Nestlé Nigeria reported substantial moderation in revenue growth in full year 2018 (+9.1 percent year on year to N266.28bn) compared to the 34.2 percent year on year surge posted in full year 2017. This temperance in revenue growth reflects tame price and volume increases in the review period.
Whilst the company successfully raised average price of its product portfolio in full year 2017 in response to cost inflation, sustained weakness in disposable income amidst intensifying market competition limited the pricing power of Nestlé in full year 2018.
In addition, Nestlé’s muted price increase might be a competitive response to Cadbury’s decision to maintain competitive prices in the review period.
In our opinion, Nestlé retained market leadership in its food and beverage businesses, which reported revenue growth of 9.0 percent year on year and 9.1 percent year on year, respectively, in full year 2018.
In full year 2019, our expectation is that revenue will improve by 10.5 percent year on year to N294.3bn, supported by volume growth and a mild price increase to slightly account for inflation. In addition, we expect price-induced increase in turnover in the food business.
Moderation in marketing expenses to drive EBITDA margin higher.
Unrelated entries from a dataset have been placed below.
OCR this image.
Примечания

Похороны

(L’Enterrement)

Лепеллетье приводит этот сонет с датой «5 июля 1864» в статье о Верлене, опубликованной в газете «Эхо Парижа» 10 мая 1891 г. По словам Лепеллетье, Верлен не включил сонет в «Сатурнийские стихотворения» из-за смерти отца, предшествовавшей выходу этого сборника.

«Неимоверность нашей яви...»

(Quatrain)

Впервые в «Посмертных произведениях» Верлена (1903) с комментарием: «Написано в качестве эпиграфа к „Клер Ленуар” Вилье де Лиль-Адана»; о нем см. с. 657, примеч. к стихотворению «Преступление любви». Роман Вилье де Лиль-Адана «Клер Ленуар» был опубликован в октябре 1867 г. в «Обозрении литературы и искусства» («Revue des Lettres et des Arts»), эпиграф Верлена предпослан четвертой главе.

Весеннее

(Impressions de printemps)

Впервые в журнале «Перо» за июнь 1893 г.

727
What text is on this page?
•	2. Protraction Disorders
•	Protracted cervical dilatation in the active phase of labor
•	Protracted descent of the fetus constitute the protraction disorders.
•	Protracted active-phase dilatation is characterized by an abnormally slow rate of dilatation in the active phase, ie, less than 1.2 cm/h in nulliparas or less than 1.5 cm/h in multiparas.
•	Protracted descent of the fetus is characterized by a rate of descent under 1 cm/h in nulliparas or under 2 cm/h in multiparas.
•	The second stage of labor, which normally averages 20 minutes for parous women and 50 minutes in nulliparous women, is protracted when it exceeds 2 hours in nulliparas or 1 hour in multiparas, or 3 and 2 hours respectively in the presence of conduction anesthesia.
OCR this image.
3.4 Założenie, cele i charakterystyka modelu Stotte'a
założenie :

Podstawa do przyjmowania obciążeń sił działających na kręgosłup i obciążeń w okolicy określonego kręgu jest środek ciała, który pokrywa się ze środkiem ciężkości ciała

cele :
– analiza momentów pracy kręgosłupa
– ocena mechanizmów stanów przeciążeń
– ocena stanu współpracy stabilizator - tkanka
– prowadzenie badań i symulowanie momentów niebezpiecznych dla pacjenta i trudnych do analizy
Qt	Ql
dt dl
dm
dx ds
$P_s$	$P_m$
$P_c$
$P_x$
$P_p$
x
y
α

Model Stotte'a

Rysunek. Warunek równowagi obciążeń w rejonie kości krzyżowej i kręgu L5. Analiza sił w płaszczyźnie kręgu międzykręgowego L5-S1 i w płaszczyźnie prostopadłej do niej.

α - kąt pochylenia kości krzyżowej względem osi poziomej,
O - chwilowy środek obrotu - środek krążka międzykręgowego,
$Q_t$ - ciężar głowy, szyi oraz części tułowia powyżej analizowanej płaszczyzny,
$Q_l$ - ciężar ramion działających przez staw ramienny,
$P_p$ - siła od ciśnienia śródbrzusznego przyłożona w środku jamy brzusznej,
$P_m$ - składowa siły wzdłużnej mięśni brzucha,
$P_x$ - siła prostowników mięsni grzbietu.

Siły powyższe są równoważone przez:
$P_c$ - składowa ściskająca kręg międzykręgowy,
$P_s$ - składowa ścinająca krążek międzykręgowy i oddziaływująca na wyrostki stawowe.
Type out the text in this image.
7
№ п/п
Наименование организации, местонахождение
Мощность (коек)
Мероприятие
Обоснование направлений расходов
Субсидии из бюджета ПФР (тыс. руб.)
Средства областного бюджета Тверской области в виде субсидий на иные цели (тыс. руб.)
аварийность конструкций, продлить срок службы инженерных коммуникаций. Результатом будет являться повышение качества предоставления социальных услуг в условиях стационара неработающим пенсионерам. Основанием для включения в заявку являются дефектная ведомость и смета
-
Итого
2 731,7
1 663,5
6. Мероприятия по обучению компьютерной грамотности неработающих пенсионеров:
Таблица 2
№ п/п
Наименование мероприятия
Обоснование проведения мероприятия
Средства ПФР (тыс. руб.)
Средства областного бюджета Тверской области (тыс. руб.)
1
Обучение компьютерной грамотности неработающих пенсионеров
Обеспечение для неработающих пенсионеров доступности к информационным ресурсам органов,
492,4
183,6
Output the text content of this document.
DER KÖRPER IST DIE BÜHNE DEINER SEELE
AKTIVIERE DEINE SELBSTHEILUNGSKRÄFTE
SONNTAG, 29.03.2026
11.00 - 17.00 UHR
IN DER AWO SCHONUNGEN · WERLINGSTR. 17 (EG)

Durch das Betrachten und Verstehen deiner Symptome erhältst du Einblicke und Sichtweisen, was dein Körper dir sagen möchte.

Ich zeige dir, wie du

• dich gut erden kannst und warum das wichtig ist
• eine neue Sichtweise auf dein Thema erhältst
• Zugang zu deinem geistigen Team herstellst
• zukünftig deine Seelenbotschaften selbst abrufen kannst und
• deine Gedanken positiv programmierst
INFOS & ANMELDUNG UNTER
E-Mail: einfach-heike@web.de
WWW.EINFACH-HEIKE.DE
In full year 2019, Nestlé’s cost to sales ratio declined by 147bps to 57.2 percent in full year 2018 (from 58.7 percent in full year 2017). This followed an equally slower 6.3 percent year on year expansion in cost of sales to N152.4bn (from N143.3bn in full year 2017) compared to revenue growth of 9.1 percent.
This cost efficiency was driven by lower input prices in full year 2018: Sugar (-9.5 percent year on year), Soybean Oil (-14.9 percent year on year) and Crude Palm Oil (-22.0 percent year on year).
However, the company’s EBITDA margin was somewhat flattish at 25.4 percent (from 25.5 percent in full year 2017) due to the impact of higher marketing and distribution expenses (up 23.7 percent year on year to N43.5bn from N35.2bn) driven by spend on advertising (up 50.4 percent year on year).
Going forward, we expect cost pressures to be slightly elevated on expectations of increases in cocoa, soybean oil and crude palm oil prices in first half of 2019.
Expectations of higher cocoa prices are based on supply setbacks in Ghana and Ivory Coast whilst Lunar Year festivities across Asia has supported a rally in soybean oil and crude palm oil prices.
Hence, we forecast full year 2019 gross margin at 42.5 percent compared to 42.8 percent in full year 2018. Irrespective, tamer spend on operating expense is likely to drive EBITDA margin to 25.7 percent (+30bps year on year) in full year 2019.
Profitability to remain supported by lower finance costs. The company’s profit before tax (PBT) rose by 27.6 percent year on year to N59.8bn in full year 2018 from N46.8bn in the prior year, missing our estimate of N63.8bn. PBT improvement was driven by lower finance cost in full year 2018 as finance cost declined significantly to N2.6bn in full year 2018 from N15.1bn in full year 2017.
The decline in finance cost was driven by a net repayment of N51.5bn between full year 2017 and full year 2018, comprising intercompany and bank loans. In our view, the repayments were supported by improvement in Nestlé’s cash flows.
We also note the decline in the company’s net debt to equity ratio to 13.8 percent in full year 2018 from 45.6 percent in full year 2017, which is comparably lower to peers (Cadbury – 32.3 percent, Unilever – 70.1 percent). In full year 2019, PBT is likely to increase to N70.0bn (+17.2 percent year on year) on projected growth in sales and further decline (-71.0 percent year on year) in finance costs.
Free Cash Flow to Equity to remain positive. In line with expectation, Free Cash Flow to Equity (FCFE) came in at N47.5bn in full year 2018 from a negative N28.3bn in full year 2017, buoyed by a N74.6bn net operating cash flow that was mainly driven by efficient management of working capital.
Full year 2018 capex spend amounted to N12.7bn with capex intensity at 4.8 percent (vs. 3.6 percent in full year 2017).
In full year 2019, we forecast capex intensity at 4.1 percent and we expect the company to sustain its debt repayments with total debt (intercompany loans and bank loans) likely to settle at N1.9bn by close of full year 2019. Hence, we expect FCFE to grow by 7.2 percent year on year to N50.9bn in full year 2019.
We maintain our BUY rating on Nestlé. We cut our 12-month target price to N1,708.25 from N1,768.62 previously and retain a BUY rating on the stock. In arriving at our TP, we employed a blend of DCF and multiples valuation approaches (P/E and EV/EBITDA).
Our DCF assumptions include adjusted beta of 0.84, risk free rate of 13.93 percent, and terminal growth rate of 5.0 percent. We expect a total return of 21.9 percent (capital appreciation of 17.8 percent and dividend yield of 4.1 percent).